思うに、手越祐也と名だたる名シンガーたちとの違いは、クラシックを基本とするオーケストラに対する身構え感が、いい意味で“無い”からではないだろうか。彼がオーケストラに抱く感情はシンプルに「格好いい」ということ。その豊かで痺れる音世界に乗ってみたい、という憧れで、妙に気負うこともなく見事にオーケストラの音に乗ることの快感と手応えを本番が始まってすぐに体感してしまったのだろうから(あくまでも想像だけど)。だからオーケストラと競演という今までにあった概念を崩して、もっと楽しく自在に乗りこなすステージを作り上げる、ポップス・ロックのボーカリストとオーケストラの新しい関係が築かれる、その始まりの日を僕たちは目撃したのだと思う。

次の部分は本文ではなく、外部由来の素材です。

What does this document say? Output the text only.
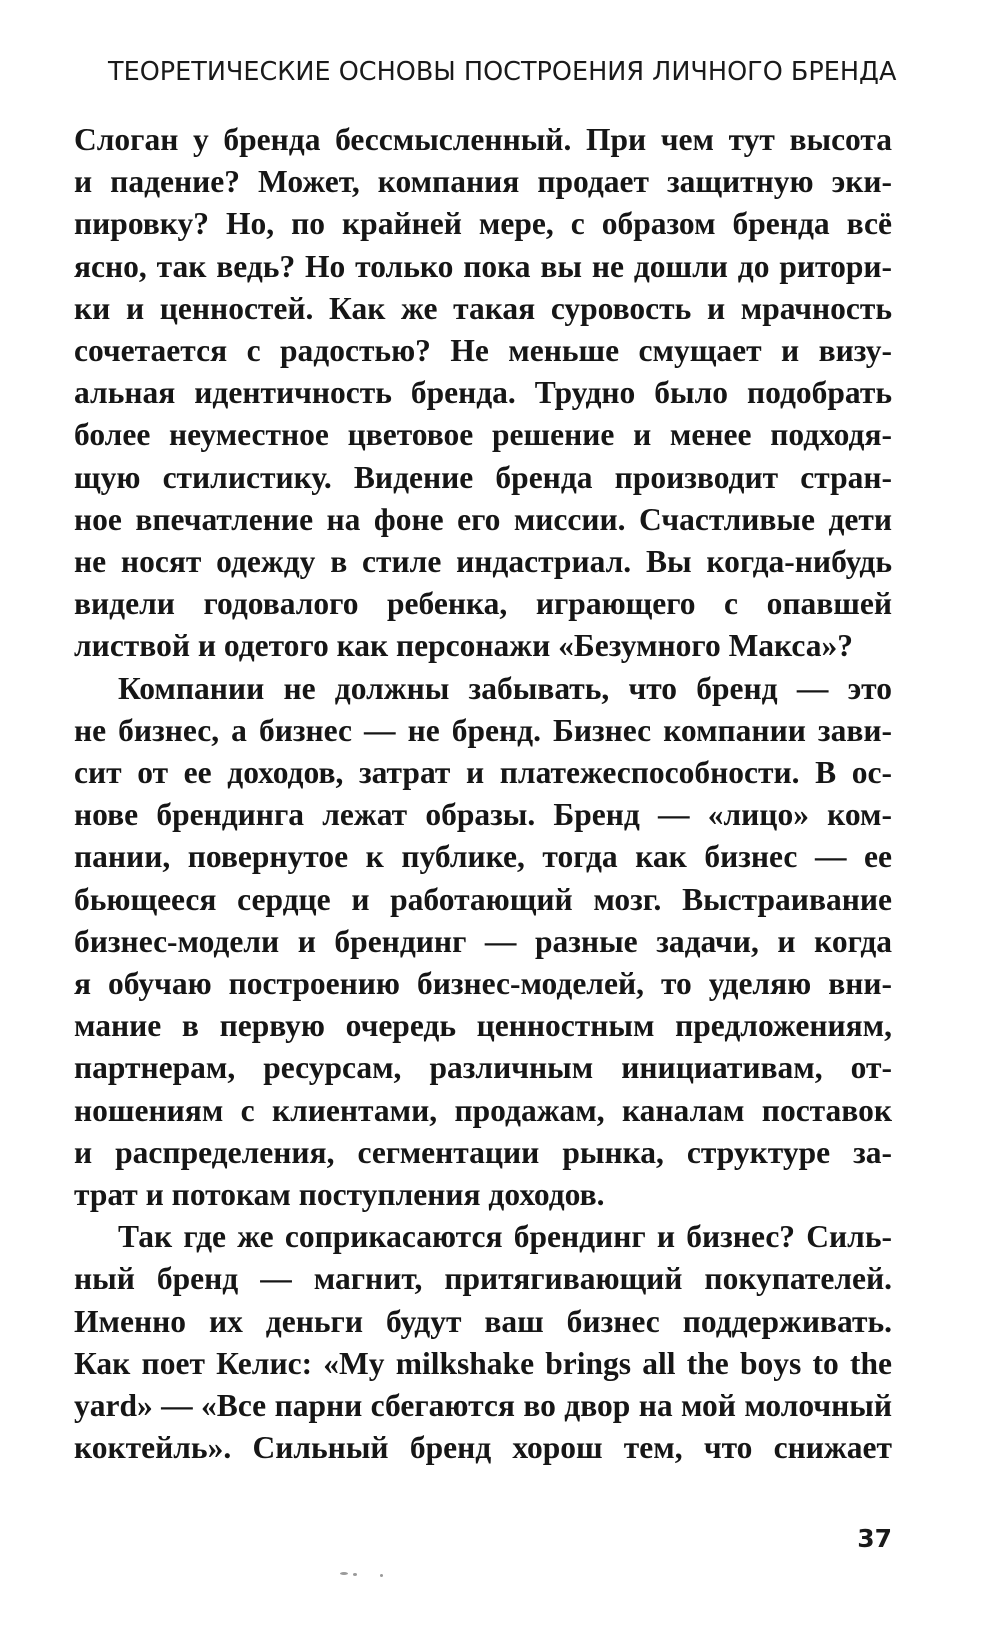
ТЕОРЕТИЧЕСКИЕ ОСНОВЫ ПОСТРОЕНИЯ ЛИЧНОГО БРЕНДА
Слоган у бренда бессмысленный. При чем тут высота
и падение? Может, компания продает защитную эки-
пировку? Но, по крайней мере, с образом бренда всё
ясно, так ведь? Но только пока вы не дошли до ритори-
ки и ценностей. Как же такая суровость и мрачность
сочетается с радостью? Не меньше смущает и визу-
альная идентичность бренда. Трудно было подобрать
более неуместное цветовое решение и менее подходя-
щую стилистику. Видение бренда производит стран-
ное впечатление на фоне его миссии. Счастливые дети
не носят одежду в стиле индастриал. Вы когда-нибудь
видели годовалого ребенка, играющего с опавшей
листвой и одетого как персонажи «Безумного Макса»?
Компании не должны забывать, что бренд — это
не бизнес, а бизнес — не бренд. Бизнес компании зави-
сит от ее доходов, затрат и платежеспособности. В ос-
нове брендинга лежат образы. Бренд — «лицо» ком-
пании, повернутое к публике, тогда как бизнес — ее
бьющееся сердце и работающий мозг. Выстраивание
бизнес-модели и брендинг — разные задачи, и когда
я обучаю построению бизнес-моделей, то уделяю вни-
мание в первую очередь ценностным предложениям,
партнерам, ресурсам, различным инициативам, от-
ношениям с клиентами, продажам, каналам поставок
и распределения, сегментации рынка, структуре за-
трат и потокам поступления доходов.
Так где же соприкасаются брендинг и бизнес? Силь-
ный бренд — магнит, притягивающий покупателей.
Именно их деньги будут ваш бизнес поддерживать.
Как поет Келис: «My milkshake brings all the boys to the
yard» — «Все парни сбегаются во двор на мой молочный
коктейль». Сильный бренд хорош тем, что снижает
37
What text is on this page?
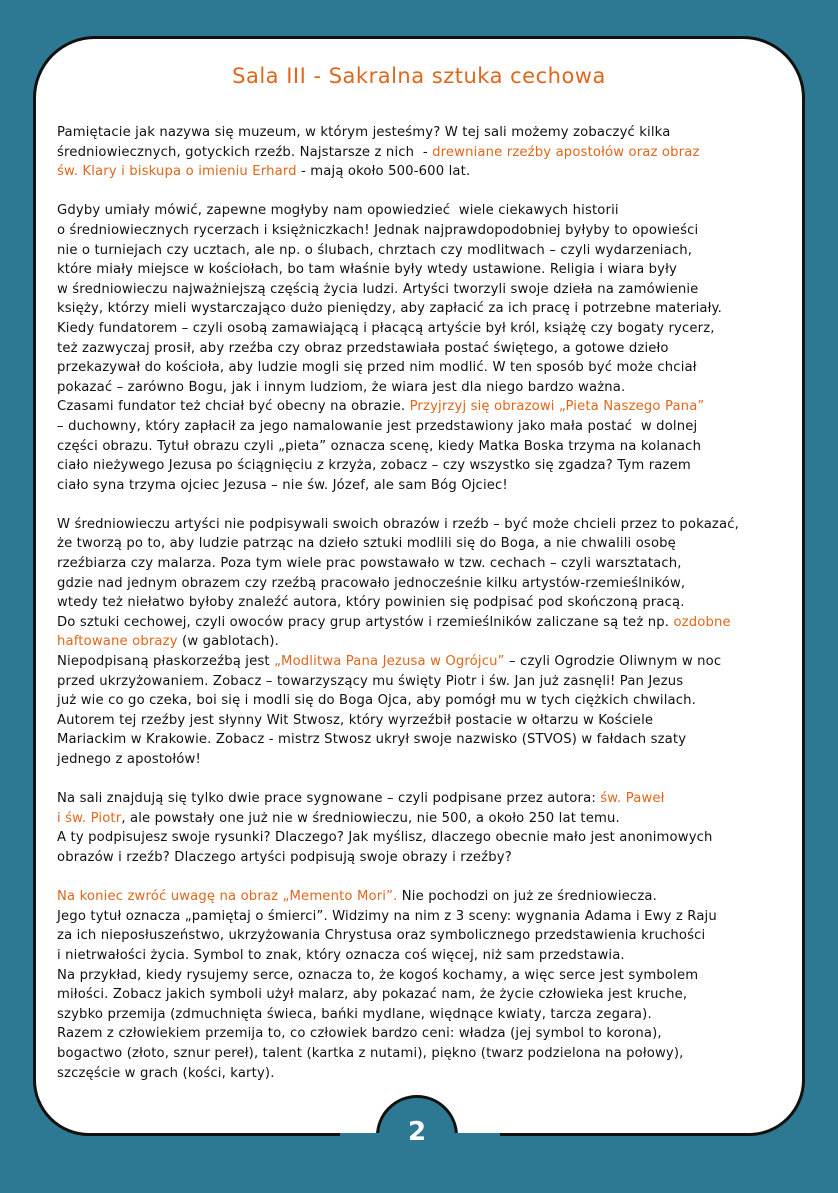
Sala III - Sakralna sztuka cechowa
Pamiętacie jak nazywa się muzeum, w którym jesteśmy? W tej sali możemy zobaczyć kilka
średniowiecznych, gotyckich rzeźb. Najstarsze z nich  - drewniane rzeźby apostołów oraz obraz
św. Klary i biskupa o imieniu Erhard - mają około 500-600 lat.
Gdyby umiały mówić, zapewne mogłyby nam opowiedzieć  wiele ciekawych historii
o średniowiecznych rycerzach i księżniczkach! Jednak najprawdopodobniej byłyby to opowieści
nie o turniejach czy ucztach, ale np. o ślubach, chrztach czy modlitwach – czyli wydarzeniach,
które miały miejsce w kościołach, bo tam właśnie były wtedy ustawione. Religia i wiara były
w średniowieczu najważniejszą częścią życia ludzi. Artyści tworzyli swoje dzieła na zamówienie
księży, którzy mieli wystarczająco dużo pieniędzy, aby zapłacić za ich pracę i potrzebne materiały.
Kiedy fundatorem – czyli osobą zamawiającą i płacącą artyście był król, książę czy bogaty rycerz,
też zazwyczaj prosił, aby rzeźba czy obraz przedstawiała postać świętego, a gotowe dzieło
przekazywał do kościoła, aby ludzie mogli się przed nim modlić. W ten sposób być może chciał
pokazać – zarówno Bogu, jak i innym ludziom, że wiara jest dla niego bardzo ważna.
Czasami fundator też chciał być obecny na obrazie. Przyjrzyj się obrazowi „Pieta Naszego Pana”
– duchowny, który zapłacił za jego namalowanie jest przedstawiony jako mała postać  w dolnej
części obrazu. Tytuł obrazu czyli „pieta” oznacza scenę, kiedy Matka Boska trzyma na kolanach
ciało nieżywego Jezusa po ściągnięciu z krzyża, zobacz – czy wszystko się zgadza? Tym razem
ciało syna trzyma ojciec Jezusa – nie św. Józef, ale sam Bóg Ojciec!
W średniowieczu artyści nie podpisywali swoich obrazów i rzeźb – być może chcieli przez to pokazać,
że tworzą po to, aby ludzie patrząc na dzieło sztuki modlili się do Boga, a nie chwalili osobę
rzeźbiarza czy malarza. Poza tym wiele prac powstawało w tzw. cechach – czyli warsztatach,
gdzie nad jednym obrazem czy rzeźbą pracowało jednocześnie kilku artystów-rzemieślników,
wtedy też niełatwo byłoby znaleźć autora, który powinien się podpisać pod skończoną pracą.
Do sztuki cechowej, czyli owoców pracy grup artystów i rzemieślników zaliczane są też np. ozdobne
haftowane obrazy (w gablotach).
Niepodpisaną płaskorzeźbą jest „Modlitwa Pana Jezusa w Ogrójcu” – czyli Ogrodzie Oliwnym w noc
przed ukrzyżowaniem. Zobacz – towarzyszący mu święty Piotr i św. Jan już zasnęli! Pan Jezus
już wie co go czeka, boi się i modli się do Boga Ojca, aby pomógł mu w tych ciężkich chwilach.
Autorem tej rzeźby jest słynny Wit Stwosz, który wyrzeźbił postacie w ołtarzu w Kościele
Mariackim w Krakowie. Zobacz - mistrz Stwosz ukrył swoje nazwisko (STVOS) w fałdach szaty
jednego z apostołów!
Na sali znajdują się tylko dwie prace sygnowane – czyli podpisane przez autora: św. Paweł
i św. Piotr, ale powstały one już nie w średniowieczu, nie 500, a około 250 lat temu.
A ty podpisujesz swoje rysunki? Dlaczego? Jak myślisz, dlaczego obecnie mało jest anonimowych
obrazów i rzeźb? Dlaczego artyści podpisują swoje obrazy i rzeźby?
Na koniec zwróć uwagę na obraz „Memento Mori”. Nie pochodzi on już ze średniowiecza.
Jego tytuł oznacza „pamiętaj o śmierci”. Widzimy na nim z 3 sceny: wygnania Adama i Ewy z Raju
za ich nieposłuszeństwo, ukrzyżowania Chrystusa oraz symbolicznego przedstawienia kruchości
i nietrwałości życia. Symbol to znak, który oznacza coś więcej, niż sam przedstawia.
Na przykład, kiedy rysujemy serce, oznacza to, że kogoś kochamy, a więc serce jest symbolem
miłości. Zobacz jakich symboli użył malarz, aby pokazać nam, że życie człowieka jest kruche,
szybko przemija (zdmuchnięta świeca, bańki mydlane, więdnące kwiaty, tarcza zegara).
Razem z człowiekiem przemija to, co człowiek bardzo ceni: władza (jej symbol to korona),
bogactwo (złoto, sznur pereł), talent (kartka z nutami), piękno (twarz podzielona na połowy),
szczęście w grach (kości, karty).
2
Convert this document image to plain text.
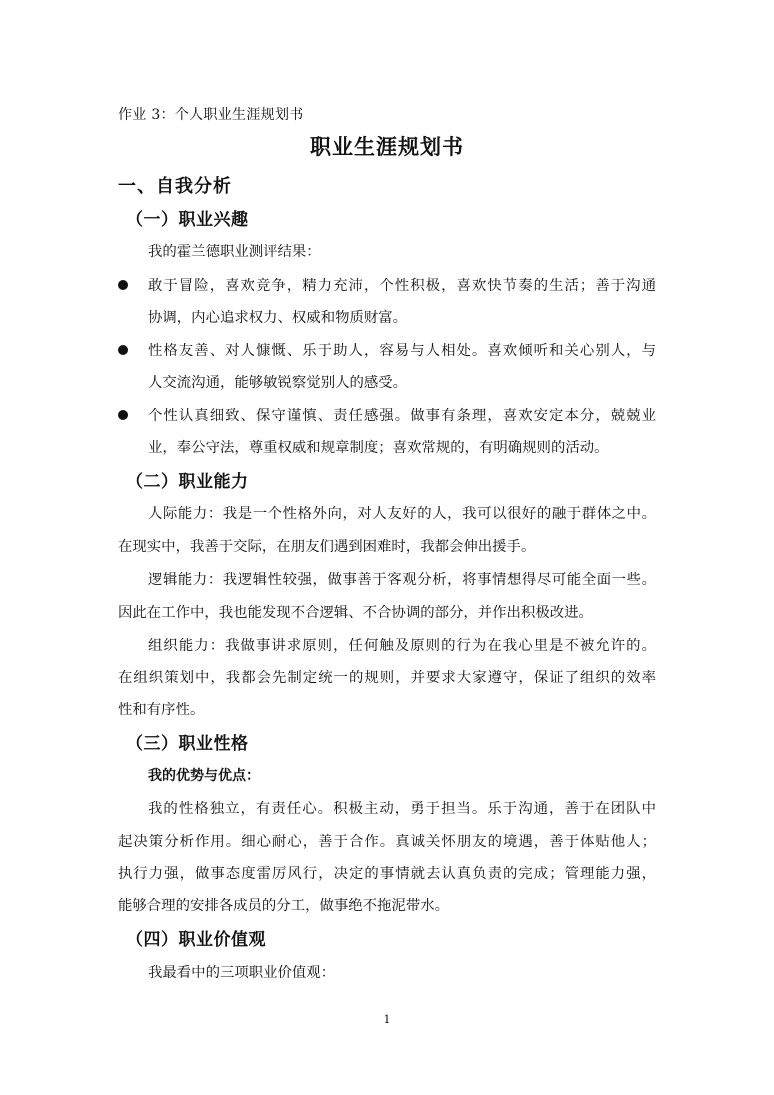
作业 3：个人职业生涯规划书
职业生涯规划书
一、自我分析
（一）职业兴趣
我的霍兰德职业测评结果：
敢于冒险，喜欢竞争，精力充沛，个性积极，喜欢快节奏的生活；善于沟通
协调，内心追求权力、权威和物质财富。
性格友善、对人慷慨、乐于助人，容易与人相处。喜欢倾听和关心别人，与
人交流沟通，能够敏锐察觉别人的感受。
个性认真细致、保守谨慎、责任感强。做事有条理，喜欢安定本分，兢兢业
业，奉公守法，尊重权威和规章制度；喜欢常规的，有明确规则的活动。
（二）职业能力
人际能力：我是一个性格外向，对人友好的人，我可以很好的融于群体之中。
在现实中，我善于交际，在朋友们遇到困难时，我都会伸出援手。
逻辑能力：我逻辑性较强，做事善于客观分析，将事情想得尽可能全面一些。
因此在工作中，我也能发现不合逻辑、不合协调的部分，并作出积极改进。
组织能力：我做事讲求原则，任何触及原则的行为在我心里是不被允许的。
在组织策划中，我都会先制定统一的规则，并要求大家遵守，保证了组织的效率
性和有序性。
（三）职业性格
我的优势与优点：
我的性格独立，有责任心。积极主动，勇于担当。乐于沟通，善于在团队中
起决策分析作用。细心耐心，善于合作。真诚关怀朋友的境遇，善于体贴他人；
执行力强，做事态度雷厉风行，决定的事情就去认真负责的完成；管理能力强，
能够合理的安排各成员的分工，做事绝不拖泥带水。
（四）职业价值观
我最看中的三项职业价值观：
1
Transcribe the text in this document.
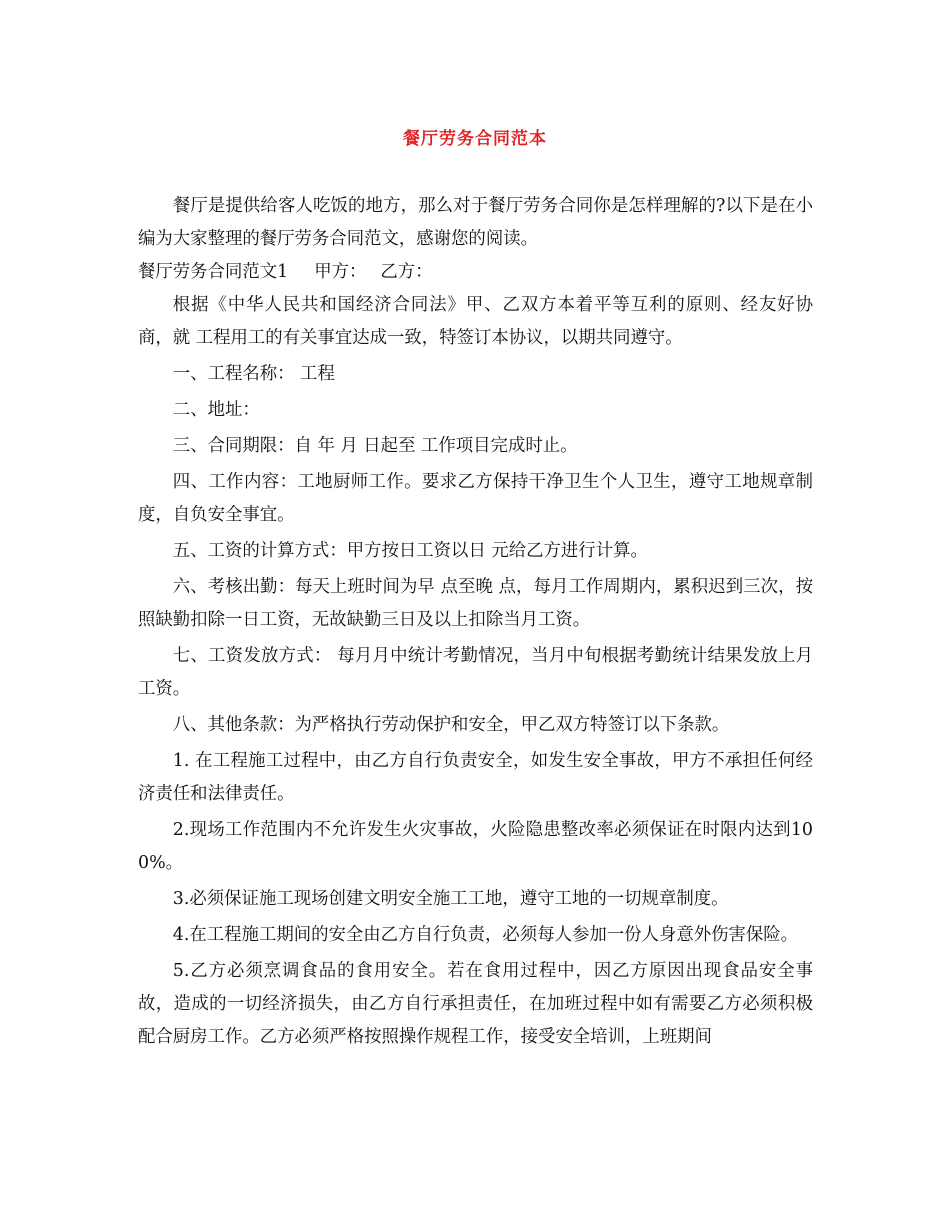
餐厅劳务合同范本

餐厅是提供给客人吃饭的地方，那么对于餐厅劳务合同你是怎样理解的?以下是在小编为大家整理的餐厅劳务合同范文，感谢您的阅读。

餐厅劳务合同范文1 甲方： 乙方：

根据《中华人民共和国经济合同法》甲、乙双方本着平等互利的原则、经友好协商，就 工程用工的有关事宜达成一致，特签订本协议，以期共同遵守。

一、工程名称： 工程

二、地址：

三、合同期限：自 年 月 日起至 工作项目完成时止。

四、工作内容：工地厨师工作。要求乙方保持干净卫生个人卫生，遵守工地规章制度，自负安全事宜。

五、工资的计算方式：甲方按日工资以日 元给乙方进行计算。

六、考核出勤：每天上班时间为早 点至晚 点，每月工作周期内，累积迟到三次，按照缺勤扣除一日工资，无故缺勤三日及以上扣除当月工资。

七、工资发放方式： 每月月中统计考勤情况，当月中旬根据考勤统计结果发放上月工资。

八、其他条款：为严格执行劳动保护和安全，甲乙双方特签订以下条款。

1. 在工程施工过程中，由乙方自行负责安全，如发生安全事故，甲方不承担任何经济责任和法律责任。

2.现场工作范围内不允许发生火灾事故，火险隐患整改率必须保证在时限内达到100%。

3.必须保证施工现场创建文明安全施工工地，遵守工地的一切规章制度。

4.在工程施工期间的安全由乙方自行负责，必须每人参加一份人身意外伤害保险。

5.乙方必须烹调食品的食用安全。若在食用过程中，因乙方原因出现食品安全事故，造成的一切经济损失，由乙方自行承担责任，在加班过程中如有需要乙方必须积极配合厨房工作。乙方必须严格按照操作规程工作，接受安全培训，上班期间
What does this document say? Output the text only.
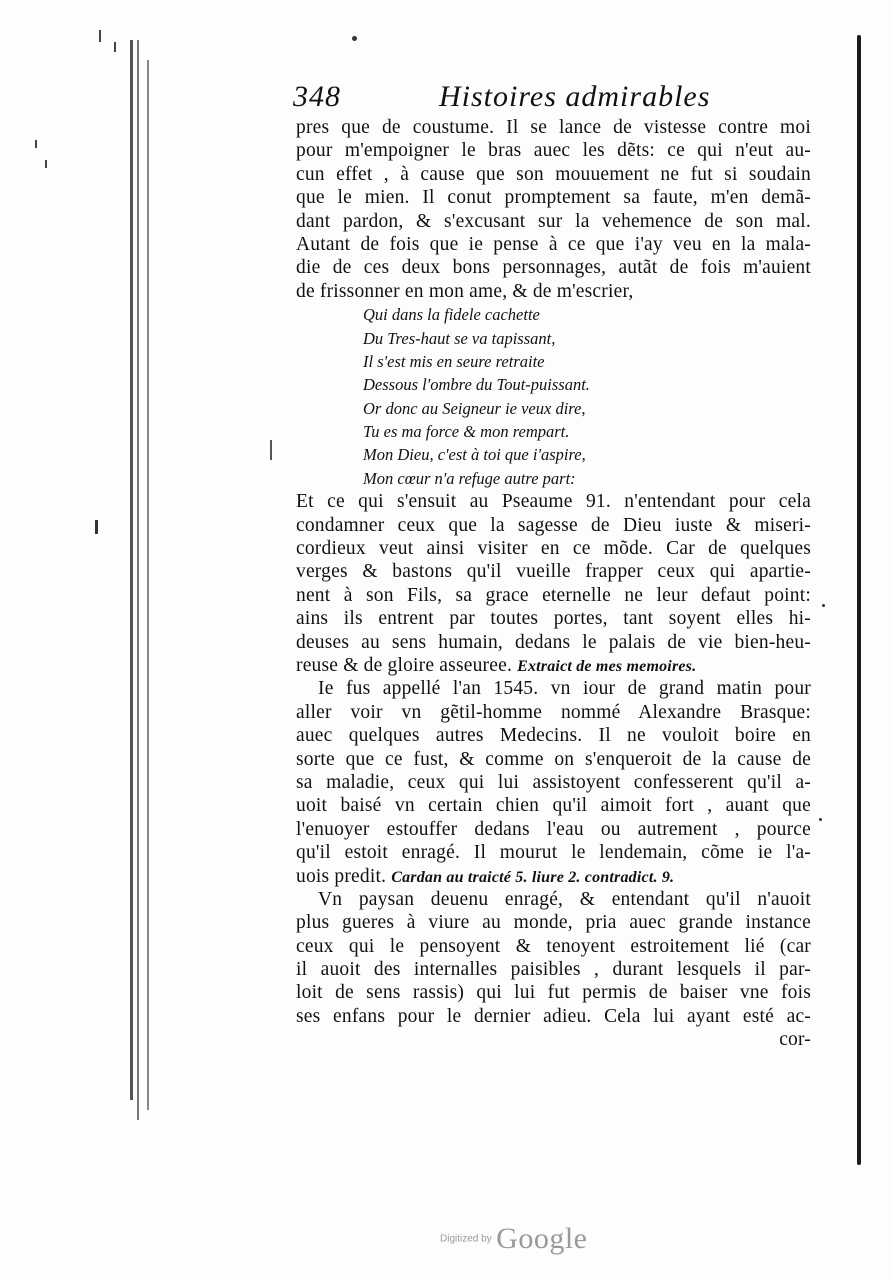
348	Histoires admirables
pres que de coustume. Il se lance de vistesse contre moi
pour m'empoigner le bras auec les dẽts: ce qui n'eut au-
cun effet , à cause que son mouuement ne fut si soudain
que le mien. Il conut promptement sa faute, m'en demã-
dant pardon, & s'excusant sur la vehemence de son mal.
Autant de fois que ie pense à ce que i'ay veu en la mala-
die de ces deux bons personnages, autãt de fois m'auient
de frissonner en mon ame, & de m'escrier,
Qui dans la fidele cachette
Du Tres-haut se va tapissant,
Il s'est mis en seure retraite
Dessous l'ombre du Tout-puissant.
Or donc au Seigneur ie veux dire,
Tu es ma force & mon rempart.
Mon Dieu, c'est à toi que i'aspire,
Mon cœur n'a refuge autre part:
Et ce qui s'ensuit au Pseaume 91. n'entendant pour cela
condamner ceux que la sagesse de Dieu iuste & miseri-
cordieux veut ainsi visiter en ce mõde. Car de quelques
verges & bastons qu'il vueille frapper ceux qui apartie-
nent à son Fils, sa grace eternelle ne leur defaut point:
ains ils entrent par toutes portes, tant soyent elles hi-
deuses au sens humain, dedans le palais de vie bien-heu-
reuse & de gloire asseuree. Extraict de mes memoires.
Ie fus appellé l'an 1545. vn iour de grand matin pour
aller voir vn gẽtil-homme nommé Alexandre Brasque:
auec quelques autres Medecins. Il ne vouloit boire en
sorte que ce fust, & comme on s'enqueroit de la cause de
sa maladie, ceux qui lui assistoyent confesserent qu'il a-
uoit baisé vn certain chien qu'il aimoit fort , auant que
l'enuoyer estouffer dedans l'eau ou autrement , pource
qu'il estoit enragé. Il mourut le lendemain, cõme ie l'a-
uois predit. Cardan au traicté 5. liure 2. contradict. 9.
Vn paysan deuenu enragé, & entendant qu'il n'auoit
plus gueres à viure au monde, pria auec grande instance
ceux qui le pensoyent & tenoyent estroitement lié (car
il auoit des internalles paisibles , durant lesquels il par-
loit de sens rassis) qui lui fut permis de baiser vne fois
ses enfans pour le dernier adieu. Cela lui ayant esté ac-
cor-
Digitized by Google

この貴重な一日は手越祐也という存在もさることながら、曲ごとに編曲家をかえて、さらには曲によってはオーボエダモーレやチェレスタ、デスホイッスルなど、ちょっと珍しい楽器を採用したという音楽面でのチャレンジも功を奏している。そして忘れてはならないのはもう一つ、こういったコンサートでは欠かせない「休憩」もなく、素晴らしい演奏を飽きさせることなく展開したオーケストラとマエストロによるところが大きい。約2時間に渡って休むことなく全力で演奏し、しかも最後の最後で7分に及ぶメドレー曲を渾身のラストスパートのごとく鮮やかにパフォーマンスする力を見せつけたのだから。
こんな構成、僕だったら楽団員の反応が怖くってとてもできない。
閑話休題、このラスト曲が、ますます今後の展開を期待させてくれたというより、これはきっとオーケストラから手越祐也への挑戦状。
この日始まった手越祐也とオーケストラの真剣勝負は、きっと波乱に富んで見逃せない、見逃したくない長い旅になりそうで楽しみになってきた。